Further, the nozzle is mounted on the nozzle member so that it can be detached in response to an external force, and a rib portion is provided on the outer peripheral surface in the vicinity of the tip end portion of the nozzle, while a pair of nozzle replacement chucks that can be brought into and out of contact with each other. By providing a member and a supporting member that supports the nozzle tip portion below the approaching position of these nozzle exchanging chuck members, the nozzle can be attached and detached at the same time when the arm member is attached and detached. It will be possible.

[Brief description of drawings]

FIG. 1 is a schematic plan view of a mounting machine equipped with a tool changing device according to an embodiment of the present invention.

FIG. 2 is a schematic front view of a mounting machine including a tool changing device according to an embodiment of the present invention.

FIG. 3 is a side view showing a tool change station.

FIG. 4 is a plan view showing a tool exchange station.

FIG. 5 is a nozzle member showing a state during a tool changing operation,
It is sectional drawing of an arm member and a tool exchange mechanism part.

FIG. 6 is a nozzle member showing a state during a tool changing operation,
It is sectional drawing of an arm member and a tool exchange mechanism part.

FIG. 7 is a nozzle member showing a state during a tool changing operation,
It is sectional drawing of an arm member and a tool exchange mechanism part.

FIG. 8 is a nozzle member showing a state during a tool changing operation,
It is sectional drawing of an arm member and a tool exchange mechanism part.

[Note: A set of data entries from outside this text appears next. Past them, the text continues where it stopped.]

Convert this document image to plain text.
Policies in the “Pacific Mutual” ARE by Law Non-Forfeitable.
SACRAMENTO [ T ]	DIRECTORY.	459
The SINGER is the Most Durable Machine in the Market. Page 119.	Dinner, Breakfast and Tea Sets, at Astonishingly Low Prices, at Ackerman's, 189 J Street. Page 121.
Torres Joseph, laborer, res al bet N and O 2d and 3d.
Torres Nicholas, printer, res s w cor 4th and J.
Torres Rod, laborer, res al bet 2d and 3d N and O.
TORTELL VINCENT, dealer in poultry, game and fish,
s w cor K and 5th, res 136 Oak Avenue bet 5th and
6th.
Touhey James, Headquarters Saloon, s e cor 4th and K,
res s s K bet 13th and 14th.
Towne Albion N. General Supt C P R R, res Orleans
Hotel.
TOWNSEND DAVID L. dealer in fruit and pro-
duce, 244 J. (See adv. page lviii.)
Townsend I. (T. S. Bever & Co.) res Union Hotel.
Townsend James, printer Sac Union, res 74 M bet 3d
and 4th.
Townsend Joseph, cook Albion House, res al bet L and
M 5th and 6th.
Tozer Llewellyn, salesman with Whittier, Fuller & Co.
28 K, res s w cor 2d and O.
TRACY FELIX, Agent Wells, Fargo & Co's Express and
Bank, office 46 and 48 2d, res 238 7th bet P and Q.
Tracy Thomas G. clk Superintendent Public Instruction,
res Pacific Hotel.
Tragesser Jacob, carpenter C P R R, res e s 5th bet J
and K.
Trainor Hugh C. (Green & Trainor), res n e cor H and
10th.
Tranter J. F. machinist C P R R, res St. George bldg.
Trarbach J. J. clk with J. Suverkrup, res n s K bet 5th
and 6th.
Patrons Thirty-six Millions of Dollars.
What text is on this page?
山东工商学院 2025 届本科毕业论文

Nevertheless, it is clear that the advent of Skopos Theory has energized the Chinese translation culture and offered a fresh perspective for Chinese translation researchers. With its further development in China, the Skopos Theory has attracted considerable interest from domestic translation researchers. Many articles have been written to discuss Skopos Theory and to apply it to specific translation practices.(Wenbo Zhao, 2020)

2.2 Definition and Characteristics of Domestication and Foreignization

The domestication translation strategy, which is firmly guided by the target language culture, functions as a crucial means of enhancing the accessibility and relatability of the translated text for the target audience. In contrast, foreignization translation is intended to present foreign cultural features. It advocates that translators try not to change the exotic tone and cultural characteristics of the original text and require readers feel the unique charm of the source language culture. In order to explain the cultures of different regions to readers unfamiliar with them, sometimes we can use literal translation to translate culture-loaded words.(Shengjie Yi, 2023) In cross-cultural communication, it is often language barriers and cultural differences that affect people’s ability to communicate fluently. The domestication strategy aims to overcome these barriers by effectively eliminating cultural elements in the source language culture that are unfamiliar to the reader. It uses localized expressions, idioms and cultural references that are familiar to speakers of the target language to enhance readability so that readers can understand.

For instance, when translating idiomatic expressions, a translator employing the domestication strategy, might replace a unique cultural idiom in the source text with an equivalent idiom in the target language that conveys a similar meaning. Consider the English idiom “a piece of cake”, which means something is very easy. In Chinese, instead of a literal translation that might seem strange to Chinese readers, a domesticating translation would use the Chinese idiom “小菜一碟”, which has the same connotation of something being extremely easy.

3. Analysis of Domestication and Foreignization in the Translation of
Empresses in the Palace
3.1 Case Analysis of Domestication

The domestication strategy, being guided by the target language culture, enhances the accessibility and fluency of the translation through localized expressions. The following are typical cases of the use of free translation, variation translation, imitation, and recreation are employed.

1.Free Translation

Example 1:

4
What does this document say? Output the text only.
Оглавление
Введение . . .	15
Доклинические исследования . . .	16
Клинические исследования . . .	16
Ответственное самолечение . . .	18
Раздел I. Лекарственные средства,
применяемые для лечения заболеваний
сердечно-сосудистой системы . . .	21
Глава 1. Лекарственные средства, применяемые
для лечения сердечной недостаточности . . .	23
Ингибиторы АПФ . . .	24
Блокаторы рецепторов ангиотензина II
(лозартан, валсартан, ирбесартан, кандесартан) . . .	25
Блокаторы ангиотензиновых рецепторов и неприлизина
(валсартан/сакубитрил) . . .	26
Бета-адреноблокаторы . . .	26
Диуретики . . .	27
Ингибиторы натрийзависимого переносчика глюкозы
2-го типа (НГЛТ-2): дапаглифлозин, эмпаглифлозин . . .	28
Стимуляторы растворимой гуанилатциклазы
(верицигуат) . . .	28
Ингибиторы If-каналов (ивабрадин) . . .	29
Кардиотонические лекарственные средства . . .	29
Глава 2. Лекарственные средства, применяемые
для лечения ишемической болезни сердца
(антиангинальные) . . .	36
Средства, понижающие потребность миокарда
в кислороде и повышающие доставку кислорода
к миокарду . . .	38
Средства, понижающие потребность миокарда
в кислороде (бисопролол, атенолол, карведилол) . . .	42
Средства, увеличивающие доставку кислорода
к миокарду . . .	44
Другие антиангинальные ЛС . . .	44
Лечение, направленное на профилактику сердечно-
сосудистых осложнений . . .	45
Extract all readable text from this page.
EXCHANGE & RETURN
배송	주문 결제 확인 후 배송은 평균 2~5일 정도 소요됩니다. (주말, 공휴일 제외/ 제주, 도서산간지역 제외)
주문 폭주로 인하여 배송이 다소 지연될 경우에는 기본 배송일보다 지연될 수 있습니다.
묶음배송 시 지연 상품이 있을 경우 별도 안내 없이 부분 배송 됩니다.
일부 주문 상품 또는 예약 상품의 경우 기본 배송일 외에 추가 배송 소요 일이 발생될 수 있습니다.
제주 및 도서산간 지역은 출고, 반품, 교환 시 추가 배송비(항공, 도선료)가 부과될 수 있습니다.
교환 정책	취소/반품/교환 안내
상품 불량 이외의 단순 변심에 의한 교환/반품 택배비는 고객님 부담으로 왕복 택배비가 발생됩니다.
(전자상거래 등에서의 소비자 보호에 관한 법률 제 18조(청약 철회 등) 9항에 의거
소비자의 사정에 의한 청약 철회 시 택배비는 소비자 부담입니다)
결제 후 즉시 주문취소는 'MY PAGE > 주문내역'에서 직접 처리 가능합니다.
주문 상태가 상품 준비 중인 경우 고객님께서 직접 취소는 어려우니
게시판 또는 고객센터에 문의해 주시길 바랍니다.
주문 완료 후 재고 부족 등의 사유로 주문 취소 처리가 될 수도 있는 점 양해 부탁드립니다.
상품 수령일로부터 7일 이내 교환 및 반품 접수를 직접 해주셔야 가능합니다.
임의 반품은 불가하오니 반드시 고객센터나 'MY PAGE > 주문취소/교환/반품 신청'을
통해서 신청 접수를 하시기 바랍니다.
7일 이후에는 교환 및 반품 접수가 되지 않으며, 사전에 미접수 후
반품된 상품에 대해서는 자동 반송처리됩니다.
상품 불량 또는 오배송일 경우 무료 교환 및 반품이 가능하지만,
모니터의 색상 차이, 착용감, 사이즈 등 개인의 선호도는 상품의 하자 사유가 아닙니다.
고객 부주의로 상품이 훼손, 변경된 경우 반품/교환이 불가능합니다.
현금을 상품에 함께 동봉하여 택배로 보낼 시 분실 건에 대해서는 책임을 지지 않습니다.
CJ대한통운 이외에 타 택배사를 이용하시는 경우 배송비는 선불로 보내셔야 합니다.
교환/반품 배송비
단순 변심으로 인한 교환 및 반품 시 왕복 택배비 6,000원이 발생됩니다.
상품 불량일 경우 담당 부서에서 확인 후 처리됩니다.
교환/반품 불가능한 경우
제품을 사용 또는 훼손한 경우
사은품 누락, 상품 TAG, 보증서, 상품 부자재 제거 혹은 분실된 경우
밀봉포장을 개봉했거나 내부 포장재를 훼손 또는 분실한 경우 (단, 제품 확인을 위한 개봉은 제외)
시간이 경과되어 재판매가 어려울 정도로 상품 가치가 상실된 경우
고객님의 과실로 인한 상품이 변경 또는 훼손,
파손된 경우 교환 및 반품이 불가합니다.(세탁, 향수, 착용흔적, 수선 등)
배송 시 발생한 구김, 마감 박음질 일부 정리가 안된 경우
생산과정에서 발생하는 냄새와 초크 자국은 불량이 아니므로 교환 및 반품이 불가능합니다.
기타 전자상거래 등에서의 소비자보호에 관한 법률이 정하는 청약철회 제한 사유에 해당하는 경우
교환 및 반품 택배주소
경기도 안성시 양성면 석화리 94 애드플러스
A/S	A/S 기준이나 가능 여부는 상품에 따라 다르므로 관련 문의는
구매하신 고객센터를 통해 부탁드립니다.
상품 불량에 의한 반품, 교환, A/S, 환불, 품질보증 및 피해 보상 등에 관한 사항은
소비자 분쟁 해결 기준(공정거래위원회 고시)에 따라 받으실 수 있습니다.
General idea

FIG. 9 is a flowchart showing a tool exchange operation of the mounting machine.

[Explanation of symbols]

 1 Base 5 Head Unit 10 Tool Exchange Station 20 Nozzle Member 21 Arm Member 22 Nozzle Shaft 23 Inner Shaft 24 Outer Shaft 27 Nozzle 31 Guide Groove 31a Vertical Groove 31b Horizontal Groove 33 Arm 34 Arm Support Block 38 Fixing Pin 41 Detachable Hole 56 Base block 57 Fixing pin 58 Second chuck block 67 First chuck block

Claims (2)

[Claims] 1. A head unit movably mounted above a base, a nozzle member provided on the head unit so as to be able to move up and down, and an electronic component suction member detachably mounted on a lower end portion of the nozzle member. A mounting machine equipped with a nozzle for use and an arm member detachably mounted on the nozzle member, the arm member having a plurality of arms for positioning the electronic component sucked by the nozzle, While a plurality of pin members are provided in a protruding manner, one or a plurality of substantially inverted L-shapes composed of vertical grooves and horizontal grooves are formed on the outer peripheral surface of the nozzle member so as to correspond to the protruding positions of the pin members. The guide member is engraved, and the arm member is engaged with the nozzle member by interposing the pin member of the arm member from the vertical groove in the guide groove of the nozzle member to the lateral groove, while on the base. Each other A tool exchanging station equipped with at least a pair of chuck members for exchanging arm members which can be brought into contact with and separated from each other is provided so that the nozzle member and the chuck member can be rotated relative to each other. A tool exchanging device for a mounting machine, wherein an engaging portion corresponding to the chuck member for use with the outer peripheral surface of the arm member is provided. 2. A state in which the nozzle is attached to the nozzle member so as to be detachable in response to an external force, and a rib portion is provided on an outer peripheral surface in the vicinity of the tip end portion of the nozzle, while being close to the tool exchange station. And a pair of nozzle replacement chuck members capable of gripping the nozzles in a state of being close to and apart from each other and being close to each other,
Below the approaching position of these nozzle replacement chuck members,
The tool exchanging device for a mounting machine according to claim 1, further comprising a support member that supports the tip portion of the nozzle.